Hazards and risks apply to all industries
Companies are all subject to the same attack patterns, even if they have different focuses – whether it is an insurance company that needs to protect sensitive customer data, an energy company that has to secure information about the plant control system to ensure that there are no interruptions to the power supply, or an automobile manufacturer protecting intellectual property such as the development data of its new vehicle models.
In the face of increasing hacker attacks, therefore, all companies should declare information security to be a strategic objective and, while developing a digital strategy, introduce a stringent security plan throughout the enterprise. Many – in particular large – companies, therefore call on the services of a Chief Information Security Officer (CISO). But so far, no consistent understanding of the occupational profile has been established nor has the position of the CISO been precisely defined within the organisational structure of companies.
The CISO must protect the entire company
One of the key duties of CISOs is to prevent data from being manipulated.
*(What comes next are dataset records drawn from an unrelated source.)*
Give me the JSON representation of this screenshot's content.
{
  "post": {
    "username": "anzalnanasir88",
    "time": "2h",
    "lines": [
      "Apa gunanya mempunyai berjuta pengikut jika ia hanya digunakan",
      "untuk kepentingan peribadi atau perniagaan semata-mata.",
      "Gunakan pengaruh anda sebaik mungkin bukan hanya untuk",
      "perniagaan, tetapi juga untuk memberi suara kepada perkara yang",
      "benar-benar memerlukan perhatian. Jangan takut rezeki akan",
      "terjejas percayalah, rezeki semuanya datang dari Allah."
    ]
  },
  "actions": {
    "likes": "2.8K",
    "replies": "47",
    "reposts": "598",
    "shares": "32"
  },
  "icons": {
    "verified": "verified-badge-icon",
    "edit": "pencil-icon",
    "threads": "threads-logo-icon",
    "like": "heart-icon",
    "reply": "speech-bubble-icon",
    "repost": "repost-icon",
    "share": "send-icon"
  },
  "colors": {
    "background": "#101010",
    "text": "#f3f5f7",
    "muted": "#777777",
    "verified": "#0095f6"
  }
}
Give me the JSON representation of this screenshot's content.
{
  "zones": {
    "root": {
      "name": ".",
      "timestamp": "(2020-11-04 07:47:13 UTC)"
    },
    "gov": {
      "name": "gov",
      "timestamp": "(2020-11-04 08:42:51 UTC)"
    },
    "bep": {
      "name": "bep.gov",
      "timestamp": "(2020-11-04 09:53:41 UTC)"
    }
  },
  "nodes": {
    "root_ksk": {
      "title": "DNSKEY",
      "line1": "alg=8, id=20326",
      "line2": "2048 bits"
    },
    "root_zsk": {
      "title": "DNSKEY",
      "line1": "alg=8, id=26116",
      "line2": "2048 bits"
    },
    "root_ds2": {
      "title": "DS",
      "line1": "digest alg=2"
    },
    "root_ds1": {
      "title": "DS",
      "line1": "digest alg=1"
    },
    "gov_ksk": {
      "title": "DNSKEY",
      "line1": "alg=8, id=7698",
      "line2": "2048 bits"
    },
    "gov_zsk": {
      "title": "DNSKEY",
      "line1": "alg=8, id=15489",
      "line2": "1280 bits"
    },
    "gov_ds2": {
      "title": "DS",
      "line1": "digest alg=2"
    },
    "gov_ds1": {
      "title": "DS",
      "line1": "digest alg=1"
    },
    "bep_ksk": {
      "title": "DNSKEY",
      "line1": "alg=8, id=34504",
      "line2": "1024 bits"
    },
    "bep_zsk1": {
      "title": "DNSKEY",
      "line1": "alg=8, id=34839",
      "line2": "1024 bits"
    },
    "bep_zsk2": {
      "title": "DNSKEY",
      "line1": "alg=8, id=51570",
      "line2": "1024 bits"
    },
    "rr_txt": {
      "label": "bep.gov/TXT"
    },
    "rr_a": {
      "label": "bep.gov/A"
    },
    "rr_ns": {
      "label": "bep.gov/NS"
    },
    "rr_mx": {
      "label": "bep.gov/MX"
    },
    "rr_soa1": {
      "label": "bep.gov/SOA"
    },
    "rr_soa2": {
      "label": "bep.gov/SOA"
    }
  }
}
The consequences of this are often underestimated. In addition, they must use their powers of persuasion at all hierarchy levels to get every department on board. In addition to the professional qualifications, extensive soft skills are required, such as communication, teamwork and diplomatic skill, tenacity, compromise ability, resilience and trust.
What is the key selling point in the CV?
There is no training course for becoming a CISO; however, various certificates facilitate the ascent to Chief Information Security Officer.
IT professionals being sought for specialist security functions must offer a broader spectrum of competency – in terms of their qualifications and profiles – than pure IT experts. The standard tasks include effective prevention work and the planning of potential attack scenarios. For this kind of planning, an in-depth knowledge of security, cryptography, and networks are required in addition to the programming languages.
Alongside knowledge of the field of encryption with a mathematical focus and a degree in a subject like (business) information systems, mathematics, natural sciences or economics (with IT as a special focus), extensive professional experience in the area of IT security (threat response/analysis and intelligence), CERT, intrusion detection design and prevention systems is a must. Sound knowledge in the fields of anti-malware software, network administration, IT security or IT forensics are equally essential as are the common scripting and programming languages.
A good CISO is proactive and prevents data theft or prolonged IT systems outages from occurring at all.
From the perspective of the HR department, sector knowledge is the be-all and end-all when it comes to finding the right personnel to fill posts in the area of information security. Alongside sector expertise, an in-depth knowledge of the applicable legal frameworks (such as KonTraG, MaRisk) and compliance is relevant when it comes to successfully implementing necessary security solutions while complying with legal requirements.
Corporate security should be even more focused and not classified as a triviality. Security is not a flash in the pan, but rather a necessity that is becoming increasingly important – especially in this age of digital change!